Ryoji Ikeda
I don’t know much about mathematics or sciences in general. Nevertheless, I appreciated Ryoji Ikeda’s works, which will be shown at DHC/ART gallery in Montreal until November. It is because they evoke the idea of the infinite, both throughout the notion of time and of space expressed by the flux of information from different fields of science, that the artworks of the Japanese artist are so fascinating.
Divided in half, DHC/ART gallery chose to show the videos in the secondary building and the bidimensional works on the four floors of the main exhibition space. The installation regrouping videos of the series datamatics was particularly hypnotic. Nine projections, one expending from floor to ceiling, were alternating the showing of information in motion taking different visual aspects. Linking sound and light, this installation permits the viewer to lose himself in the motion of graphics and the flux of numbers.

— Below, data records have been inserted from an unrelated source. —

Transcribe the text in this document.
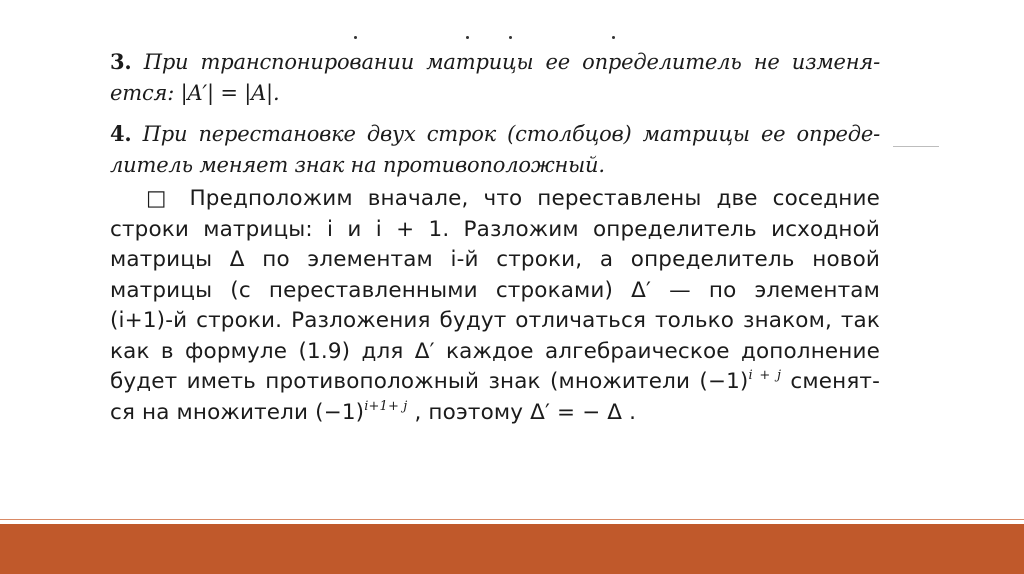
3. При транспонировании матрицы ее определитель не изменя-
ется: |A′| = |A|.

4. При перестановке двух строк (столбцов) матрицы ее опреде-
литель меняет знак на противоположный.

□ Предположим вначале, что переставлены две соседние
строки матрицы: i и i + 1. Разложим определитель исходной
матрицы Δ по элементам i-й строки, а определитель новой
матрицы (с переставленными строками) Δ′ — по элементам
(i+1)-й строки. Разложения будут отличаться только знаком, так
как в формуле (1.9) для Δ′ каждое алгебраическое дополнение
будет иметь противоположный знак (множители $(-1)^{i + j}$ сменят-
ся на множители $(-1)^{i+1+ j}$ , поэтому Δ′ = − Δ .
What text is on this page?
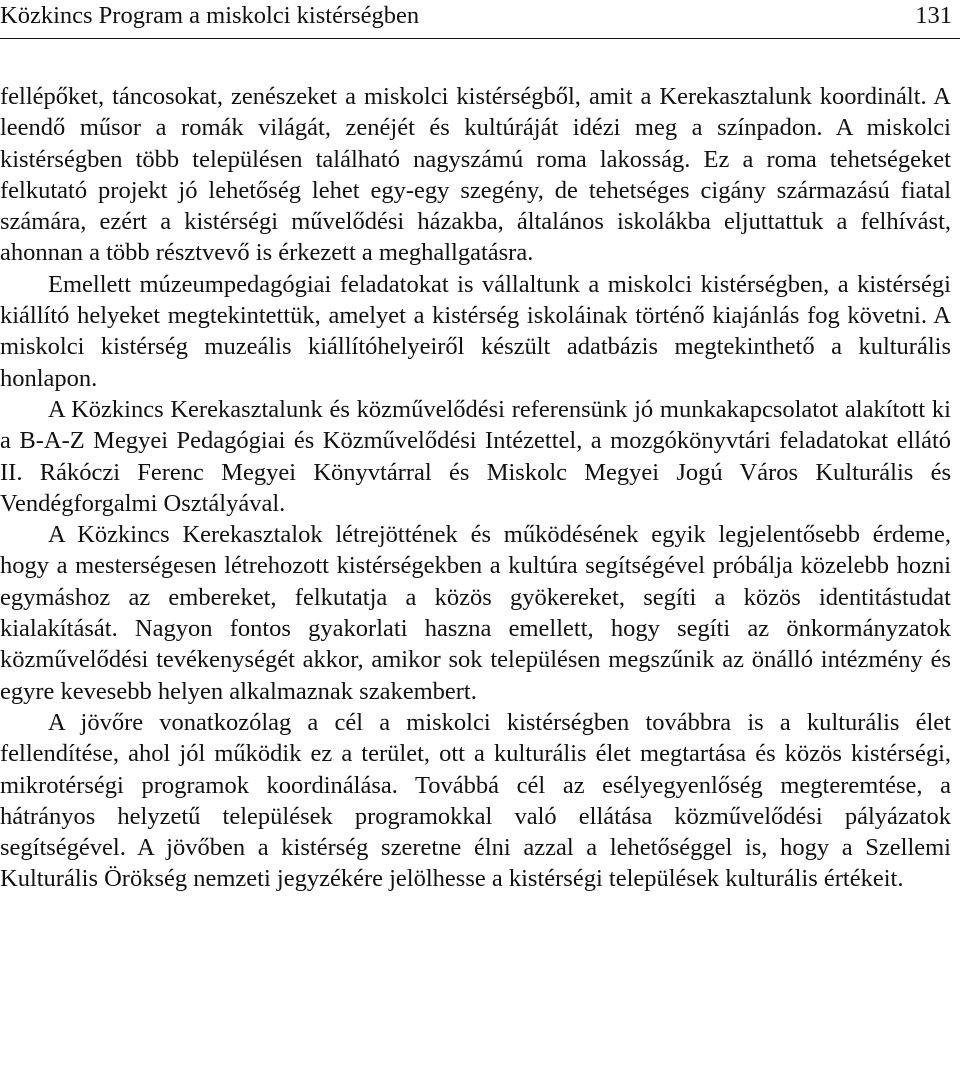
Közkincs Program a miskolci kistérségben	131

fellépőket, táncosokat, zenészeket a miskolci kistérségből, amit a Kerekasztalunk koordinált. A leendő műsor a romák világát, zenéjét és kultúráját idézi meg a színpadon. A miskolci kistérségben több településen található nagyszámú roma lakosság. Ez a roma tehetségeket felkutató projekt jó lehetőség lehet egy-egy szegény, de tehetséges cigány származású fiatal számára, ezért a kistérségi művelődési házakba, általános iskolákba eljuttattuk a felhívást, ahonnan a több résztvevő is érkezett a meghallgatásra.

Emellett múzeumpedagógiai feladatokat is vállaltunk a miskolci kistérségben, a kistérségi kiállító helyeket megtekintettük, amelyet a kistérség iskoláinak történő kiajánlás fog követni. A miskolci kistérség muzeális kiállítóhelyeiről készült adatbázis megtekinthető a kulturális honlapon.

A Közkincs Kerekasztalunk és közművelődési referensünk jó munkakapcsolatot alakított ki a B-A-Z Megyei Pedagógiai és Közművelődési Intézettel, a mozgókönyvtári feladatokat ellátó II. Rákóczi Ferenc Megyei Könyvtárral és Miskolc Megyei Jogú Város Kulturális és Vendégforgalmi Osztályával.

A Közkincs Kerekasztalok létrejöttének és működésének egyik legjelentősebb érdeme, hogy a mesterségesen létrehozott kistérségekben a kultúra segítségével próbálja közelebb hozni egymáshoz az embereket, felkutatja a közös gyökereket, segíti a közös identitástudat kialakítását. Nagyon fontos gyakorlati haszna emellett, hogy segíti az önkormányzatok közművelődési tevékenységét akkor, amikor sok településen megszűnik az önálló intézmény és egyre kevesebb helyen alkalmaznak szakembert.

A jövőre vonatkozólag a cél a miskolci kistérségben továbbra is a kulturális élet fellendítése, ahol jól működik ez a terület, ott a kulturális élet megtartása és közös kistérségi, mikrotérségi programok koordinálása. Továbbá cél az esélyegyenlőség megteremtése, a hátrányos helyzetű települések programokkal való ellátása közművelődési pályázatok segítségével. A jövőben a kistérség szeretne élni azzal a lehetőséggel is, hogy a Szellemi Kulturális Örökség nemzeti jegyzékére jelölhesse a kistérségi települések kulturális értékeit.
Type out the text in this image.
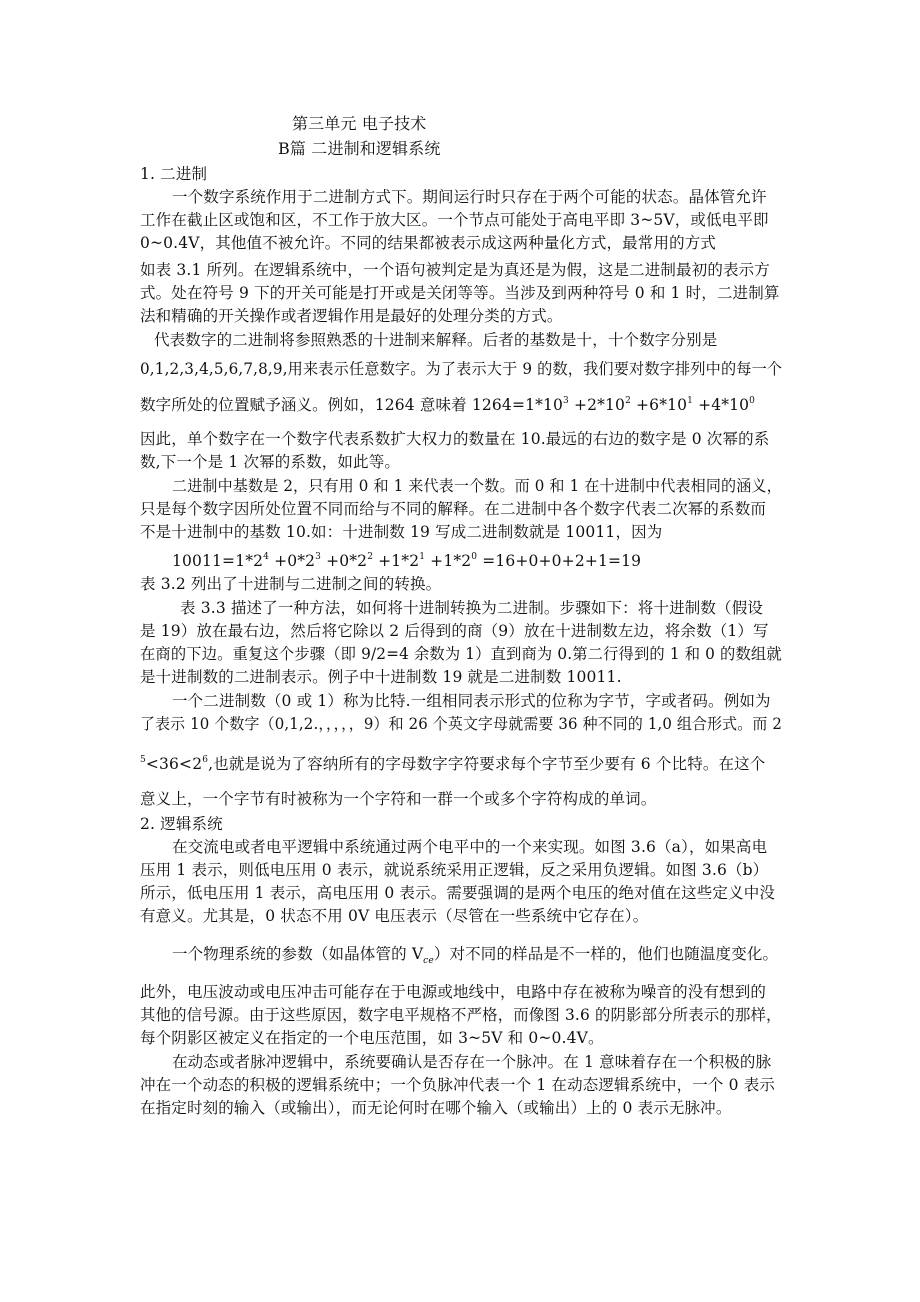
第三单元 电子技术
B篇 二进制和逻辑系统
1. 二进制
一个数字系统作用于二进制方式下。期间运行时只存在于两个可能的状态。晶体管允许
工作在截止区或饱和区，不工作于放大区。一个节点可能处于高电平即 3~5V，或低电平即
0~0.4V，其他值不被允许。不同的结果都被表示成这两种量化方式，最常用的方式
如表 3.1 所列。在逻辑系统中，一个语句被判定是为真还是为假，这是二进制最初的表示方
式。处在符号 9 下的开关可能是打开或是关闭等等。当涉及到两种符号 0 和 1 时，二进制算
法和精确的开关操作或者逻辑作用是最好的处理分类的方式。
代表数字的二进制将参照熟悉的十进制来解释。后者的基数是十，十个数字分别是
0,1,2,3,4,5,6,7,8,9,用来表示任意数字。为了表示大于 9 的数，我们要对数字排列中的每一个
数字所处的位置赋予涵义。例如，1264 意味着 $1264=1*10^3 +2*10^2 +6*10^1 +4*10^0$
因此，单个数字在一个数字代表系数扩大权力的数量在 10.最远的右边的数字是 0 次幂的系
数,下一个是 1 次幂的系数，如此等。
二进制中基数是 2，只有用 0 和 1 来代表一个数。而 0 和 1 在十进制中代表相同的涵义，
只是每个数字因所处位置不同而给与不同的解释。在二进制中各个数字代表二次幂的系数而
不是十进制中的基数 10.如：十进制数 19 写成二进制数就是 10011，因为
$10011=1*2^4 +0*2^3 +0*2^2 +1*2^1 +1*2^0 =16+0+0+2+1=19$
表 3.2 列出了十进制与二进制之间的转换。
表 3.3 描述了一种方法，如何将十进制转换为二进制。步骤如下：将十进制数（假设
是 19）放在最右边，然后将它除以 2 后得到的商（9）放在十进制数左边，将余数（1）写
在商的下边。重复这个步骤（即 9/2=4 余数为 1）直到商为 0.第二行得到的 1 和 0 的数组就
是十进制数的二进制表示。例子中十进制数 19 就是二进制数 10011.
一个二进制数（0 或 1）称为比特.一组相同表示形式的位称为字节，字或者码。例如为
了表示 10 个数字（0,1,2.，，，，，9）和 26 个英文字母就需要 36 种不同的 1,0 组合形式。而 2
$^5<36<2^6$,也就是说为了容纳所有的字母数字字符要求每个字节至少要有 6 个比特。在这个
意义上，一个字节有时被称为一个字符和一群一个或多个字符构成的单词。
2. 逻辑系统
在交流电或者电平逻辑中系统通过两个电平中的一个来实现。如图 3.6（a），如果高电
压用 1 表示，则低电压用 0 表示，就说系统采用正逻辑，反之采用负逻辑。如图 3.6（b）
所示，低电压用 1 表示，高电压用 0 表示。需要强调的是两个电压的绝对值在这些定义中没
有意义。尤其是，0 状态不用 0V 电压表示（尽管在一些系统中它存在）。
一个物理系统的参数（如晶体管的 $V_{ce}$）对不同的样品是不一样的，他们也随温度变化。
此外，电压波动或电压冲击可能存在于电源或地线中，电路中存在被称为噪音的没有想到的
其他的信号源。由于这些原因，数字电平规格不严格，而像图 3.6 的阴影部分所表示的那样，
每个阴影区被定义在指定的一个电压范围，如 3~5V 和 0~0.4V。
在动态或者脉冲逻辑中，系统要确认是否存在一个脉冲。在 1 意味着存在一个积极的脉
冲在一个动态的积极的逻辑系统中；一个负脉冲代表一个 1 在动态逻辑系统中，一个 0 表示
在指定时刻的输入（或输出），而无论何时在哪个输入（或输出）上的 0 表示无脉冲。
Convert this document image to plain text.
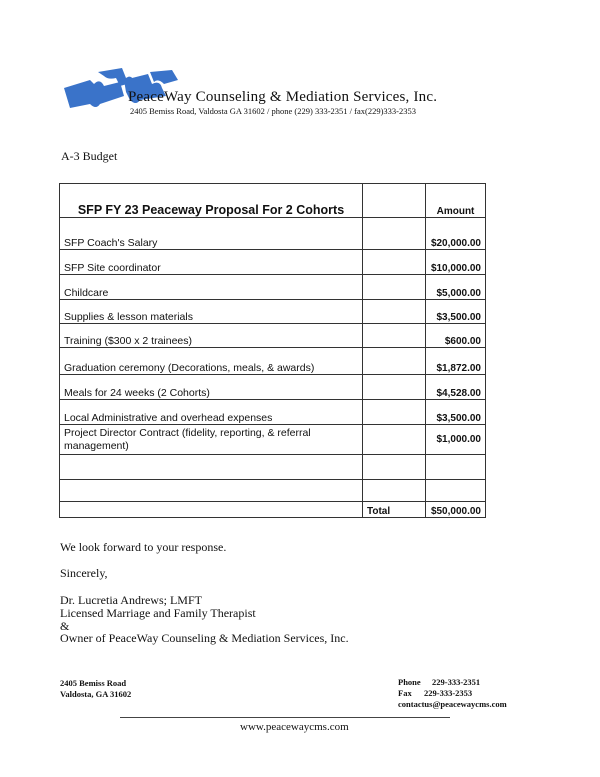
PeaceWay Counseling & Mediation Services, Inc.
2405 Bemiss Road, Valdosta GA 31602 / phone (229) 333-2351 / fax(229)333-2353
A-3 Budget
SFP FY 23 Peaceway Proposal For 2 Cohorts		Amount
SFP Coach's Salary		$20,000.00
SFP Site coordinator		$10,000.00
Childcare		$5,000.00
Supplies & lesson materials		$3,500.00
Training ($300 x 2 trainees)		$600.00
Graduation ceremony (Decorations, meals, & awards)		$1,872.00
Meals for 24 weeks (2 Cohorts)		$4,528.00
Local Administrative and overhead expenses		$3,500.00
Project Director Contract (fidelity, reporting, & referral management)		$1,000.00

	Total	$50,000.00
We look forward to your response.
Sincerely,
Dr. Lucretia Andrews; LMFT
Licensed Marriage and Family Therapist
&
Owner of PeaceWay Counseling & Mediation Services, Inc.
2405 Bemiss Road
Valdosta, GA 31602
Phone 229-333-2351
Fax 229-333-2353
contactus@peacewaycms.com
www.peacewaycms.com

It is our task to find out what they each represent: space, or maybe DNA codes? Whatever the case may be, the subject of theses black and white images formed of lines, dots and numbers, inducts a state of mind similar to being in trance. At a certain moment, all the videos synchronize to show images at a crazy speed: they hit our brain so fast that we feel the time speeding up or even that we blinked even if we didn’t.
Some of Ryoji Ikeda’s works are so finely detailed, that we are provided with a magnifying glass to perceive them. We become explorers of the infinitely small, in an almost meditative way, in front of these minimalistic abstractions.